Having no servants, when she asked: ‘Tea, or whisky?’ her voice seemed to urge whisky on them. It was less trouble, and she was quite exhausted.

Even when they agreed to drink whisky, she was obliged to go through the hall and down a passage to the kitchen to fetch water.

In the sink squatted a large spider. He seemed to own the place. ‘We’ll be alone together tonight,’ she thought – ‘the spider and I!’ She suddenly contorted her face and turned on the tap with a gush, washing the poor thing – all broken legs and frantic reluctance – down the plug hole. It was as if that long-bedridden mother upstairs had protected her from such horrors until now when, untrained and unprepared, and full of a new brutality, Miss Partridge must face them on her own.

She returned, trembling, with the jug of water. The drawing-room conversation of low voices broke off as she crossed the hall.

‘Quite a number in church,’ Mr Mavory, the solicitor, was saying as she came through the door.

But five wreaths only! she thought. It was a disgrace really. If she died,
when
she died, there would be only four.

‘So, a little holiday, then,’ Dr Jenkins said robustly. ‘I practically insist. You deserve it if anyone does.’

After a very short time they set down their glasses and stood up.

‘Oh, don’t, don’t go!’ she cried.

‘I’ll be back within a day or two about business matters,’ Mr Mavory said.

She stood at the front door and watched them walk down the drive. Across the road was the church: and Mother in her new grave. The church clock struck four, although it was nearly half-past.

She turned back into the house, closed the door softly, and stood looking about her, hoping not to see spiders, for it was the time of year when they did their house-invading, as if finding their way back to a place of ancestry.

‘I am a rich – a comparatively rich woman,’ she said aloud.

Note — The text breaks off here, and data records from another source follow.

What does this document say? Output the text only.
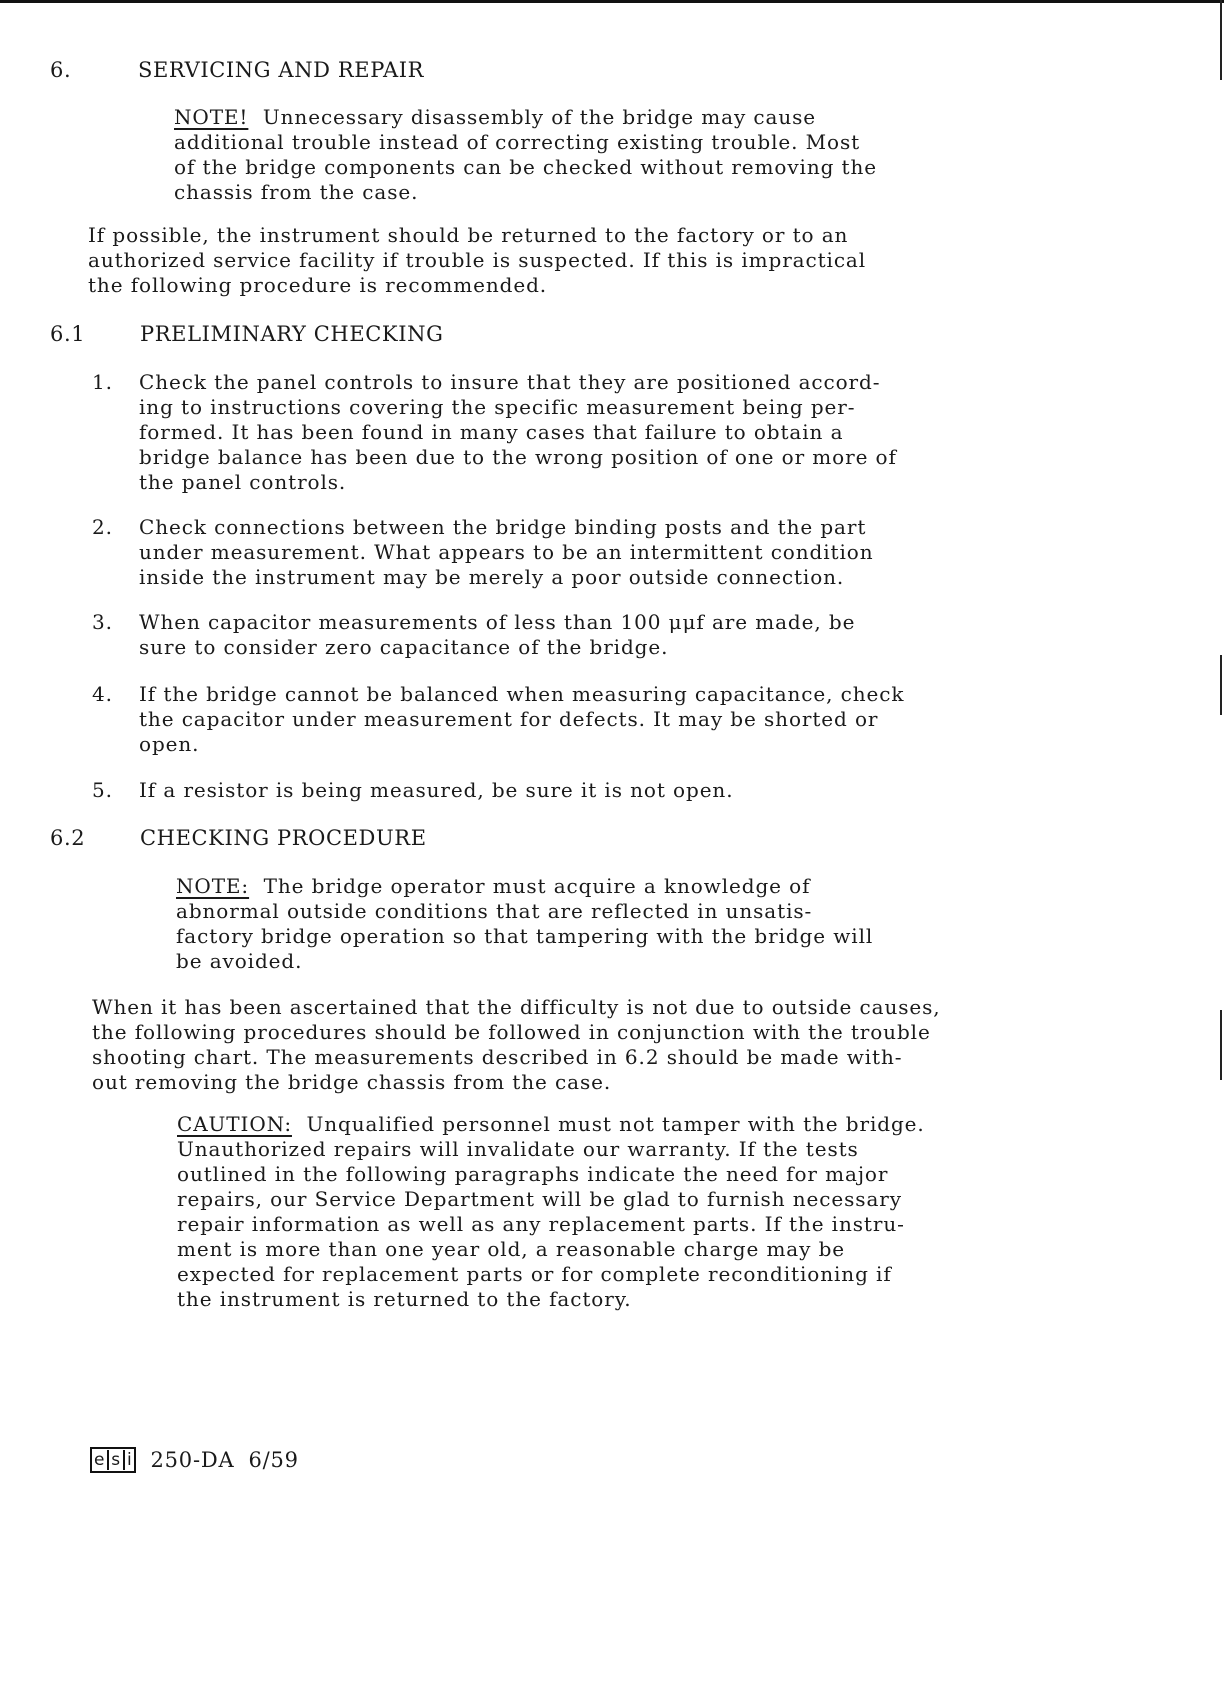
6.	SERVICING AND REPAIR

NOTE! Unnecessary disassembly of the bridge may cause

additional trouble instead of correcting existing trouble. Most

of the bridge components can be checked without removing the

chassis from the case.

If possible, the instrument should be returned to the factory or to an

authorized service facility if trouble is suspected. If this is impractical

the following procedure is recommended.

6.1	PRELIMINARY CHECKING
1. Check the panel controls to insure that they are positioned accord-
ing to instructions covering the specific measurement being per-
formed. It has been found in many cases that failure to obtain a
bridge balance has been due to the wrong position of one or more of
the panel controls.
2. Check connections between the bridge binding posts and the part
under measurement. What appears to be an intermittent condition
inside the instrument may be merely a poor outside connection.
3. When capacitor measurements of less than 100 μμf are made, be
sure to consider zero capacitance of the bridge.
4. If the bridge cannot be balanced when measuring capacitance, check
the capacitor under measurement for defects. It may be shorted or
open.
5. If a resistor is being measured, be sure it is not open.
6.2	CHECKING PROCEDURE

NOTE: The bridge operator must acquire a knowledge of

abnormal outside conditions that are reflected in unsatis-

factory bridge operation so that tampering with the bridge will

be avoided.

When it has been ascertained that the difficulty is not due to outside causes,

the following procedures should be followed in conjunction with the trouble

shooting chart. The measurements described in 6.2 should be made with-

out removing the bridge chassis from the case.

CAUTION: Unqualified personnel must not tamper with the bridge.

Unauthorized repairs will invalidate our warranty. If the tests

outlined in the following paragraphs indicate the need for major

repairs, our Service Department will be glad to furnish necessary

repair information as well as any replacement parts. If the instru-

ment is more than one year old, a reasonable charge may be

expected for replacement parts or for complete reconditioning if

the instrument is returned to the factory.

e s i 250-DA 6/59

All the things she did not want and had not wanted, for many years, lay now within her grasp.

The night was no more dreadful than she had foreseen. Her little luminous bedside clock took her slowly towards morning through her snatches of sleep.

‘Why not move to a more convenient place?’ asked Mr Mavory. ‘This must be an expensive house to keep up.’

‘Oh,
no
!’ she said. ‘It hasn’t cost us a
penny
, for years.’

He looked at a great dark patch of damp on the faded William Morris wallpaper.

Following his glance, she looked, too, and saw the stains as if for the first time. Those powdery willow leaves had been there all her life. There were familiar Morris wallpapers elsewhere in the house – of honeysuckle, or of white-and-bile-green chrysanthemums. It was true that nothing had been spent on the house for years; but not, she realised, because nothing had needed to be spent. Paint had flaked off window-frames and sills, the high ceiling was dark and shadowy – with dirt, perhaps.

Mr Mavory watched her looking about the room, and held his tongue. He wondered if the house were clean, thought probably not. Miss Partridge
knew
that it was not. Cross-patch Mrs Murphy came up from the village twice a week, and flicked about with dusters, but would never climb steps or move furniture because of dropped womb trouble. She was always in such a temper that Miss Partridge shut herself in her bedroom until she had gone.

Apart from the doctor’s and Mr Mavory’s occasional visits, no one else
came. Mrs Partridge, before and during her illness, had not encouraged visitors.

The house was not large, but had rooms into which no one went. Sometimes, Miss Partridge’s sense of isolation seemed to become a physical thing, pressing into her ears, and choking her. ‘I will have a glass of Dutch courage,’ she would say – for she often thought aloud. She drank the whisky in gulps, as if it were medicine; but felt better afterwards.